Unanswered questions and future research

The strong evidence for a social gradient in CFS/ME diagnoses, contrary to evidence indicating that incidence should if anything be higher at lower socioeconomic levels, raises a question which can perhaps only be answered by collecting prospective data at primary care level, supplemented by qualitative research into the diagnostic and referral process for patients across diverse social and ethnic groups.
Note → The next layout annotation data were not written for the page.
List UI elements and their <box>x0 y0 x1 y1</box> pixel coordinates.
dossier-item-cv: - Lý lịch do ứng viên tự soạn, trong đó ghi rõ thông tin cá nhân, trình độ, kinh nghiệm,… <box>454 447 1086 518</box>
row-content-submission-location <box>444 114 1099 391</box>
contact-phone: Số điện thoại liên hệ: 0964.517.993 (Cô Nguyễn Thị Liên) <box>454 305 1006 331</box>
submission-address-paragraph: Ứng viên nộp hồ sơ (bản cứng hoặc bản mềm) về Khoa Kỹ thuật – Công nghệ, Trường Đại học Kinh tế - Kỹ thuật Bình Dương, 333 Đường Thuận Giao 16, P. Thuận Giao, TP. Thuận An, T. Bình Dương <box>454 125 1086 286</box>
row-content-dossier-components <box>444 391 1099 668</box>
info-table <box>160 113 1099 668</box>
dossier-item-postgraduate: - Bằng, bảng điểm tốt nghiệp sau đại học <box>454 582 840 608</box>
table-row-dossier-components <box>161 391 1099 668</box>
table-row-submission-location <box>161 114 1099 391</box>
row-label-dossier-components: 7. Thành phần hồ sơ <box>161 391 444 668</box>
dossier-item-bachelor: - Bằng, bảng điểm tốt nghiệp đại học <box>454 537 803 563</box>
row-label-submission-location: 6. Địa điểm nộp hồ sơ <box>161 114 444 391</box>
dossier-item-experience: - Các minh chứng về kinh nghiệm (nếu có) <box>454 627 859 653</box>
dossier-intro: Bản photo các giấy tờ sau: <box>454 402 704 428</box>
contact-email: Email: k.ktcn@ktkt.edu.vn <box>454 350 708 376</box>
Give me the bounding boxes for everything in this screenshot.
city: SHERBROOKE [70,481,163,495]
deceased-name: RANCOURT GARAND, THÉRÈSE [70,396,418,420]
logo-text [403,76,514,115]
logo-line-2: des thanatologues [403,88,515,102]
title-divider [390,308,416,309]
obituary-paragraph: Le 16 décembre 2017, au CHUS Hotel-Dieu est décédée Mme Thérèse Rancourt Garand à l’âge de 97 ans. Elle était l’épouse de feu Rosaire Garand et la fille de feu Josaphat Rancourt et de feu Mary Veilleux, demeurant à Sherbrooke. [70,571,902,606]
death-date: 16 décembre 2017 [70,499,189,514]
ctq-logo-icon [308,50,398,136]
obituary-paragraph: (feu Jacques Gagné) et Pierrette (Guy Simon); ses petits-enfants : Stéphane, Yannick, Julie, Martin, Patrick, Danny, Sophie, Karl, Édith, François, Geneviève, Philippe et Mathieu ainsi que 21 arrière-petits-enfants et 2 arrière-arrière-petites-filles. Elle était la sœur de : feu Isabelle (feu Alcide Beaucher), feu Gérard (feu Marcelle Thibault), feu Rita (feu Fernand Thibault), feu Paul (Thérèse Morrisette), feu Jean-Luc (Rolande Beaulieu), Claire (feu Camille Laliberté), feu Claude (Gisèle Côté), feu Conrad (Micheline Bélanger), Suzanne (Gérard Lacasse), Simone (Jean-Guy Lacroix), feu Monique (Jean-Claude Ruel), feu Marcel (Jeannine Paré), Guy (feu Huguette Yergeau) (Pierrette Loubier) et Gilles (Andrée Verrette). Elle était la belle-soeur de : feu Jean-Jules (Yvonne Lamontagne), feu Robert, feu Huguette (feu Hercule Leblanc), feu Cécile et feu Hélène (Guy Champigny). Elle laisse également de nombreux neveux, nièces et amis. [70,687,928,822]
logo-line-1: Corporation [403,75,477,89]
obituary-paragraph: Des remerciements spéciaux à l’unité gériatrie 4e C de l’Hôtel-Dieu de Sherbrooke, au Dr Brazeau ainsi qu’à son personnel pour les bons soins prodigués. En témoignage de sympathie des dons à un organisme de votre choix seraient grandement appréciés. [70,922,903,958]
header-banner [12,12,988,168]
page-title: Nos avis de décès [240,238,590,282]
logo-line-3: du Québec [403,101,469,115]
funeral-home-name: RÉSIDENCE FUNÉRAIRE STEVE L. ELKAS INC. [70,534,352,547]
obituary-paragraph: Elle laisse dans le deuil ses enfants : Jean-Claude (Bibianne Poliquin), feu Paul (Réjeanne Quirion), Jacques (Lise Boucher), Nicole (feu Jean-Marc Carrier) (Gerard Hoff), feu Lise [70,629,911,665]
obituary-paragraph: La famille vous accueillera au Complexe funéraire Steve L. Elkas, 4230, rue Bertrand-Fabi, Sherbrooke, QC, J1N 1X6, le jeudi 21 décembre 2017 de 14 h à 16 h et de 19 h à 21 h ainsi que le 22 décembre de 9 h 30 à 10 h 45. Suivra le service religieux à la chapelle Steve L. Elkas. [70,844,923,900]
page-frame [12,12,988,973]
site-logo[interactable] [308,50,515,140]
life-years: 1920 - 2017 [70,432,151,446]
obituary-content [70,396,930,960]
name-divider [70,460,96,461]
Most CFS/ME specialist services report anecdotally that black and minority ethnic groups are underrepresented among their service users, despite CFS/ME possibly being more prevalent in UK ethnic minorities,[44] but the extent to which this disparity reflects differences in cultural norms or professional practice is unknown.[45] This aspect of CFS/ME care provision requires investigation, something which should become possible as collection of ethnicity data within CPRD improves.[46]

Conclusions

Our study has provided an up-to-date picture of trends in the incidence of CFS/ME and FM diagnoses, indicating an ongoing need to provide care pathways and commission specialist services for these relatively common and debilitating long-term conditions. In addressing this need, two salient features of our findings need to be taken into account, namely: (1) that the incidence of FM is three times higher than incidence of CFS/ME, yet there are no national guidelines for the diagnosis and management of FM and (2) that the incidence of CFS/ME diagnoses appears to be 40% lower in the most versus least deprived socioeconomic quintile, despite evidence that CFS/ME should be as common, if not more common, among people experiencing higher levels of social adversity.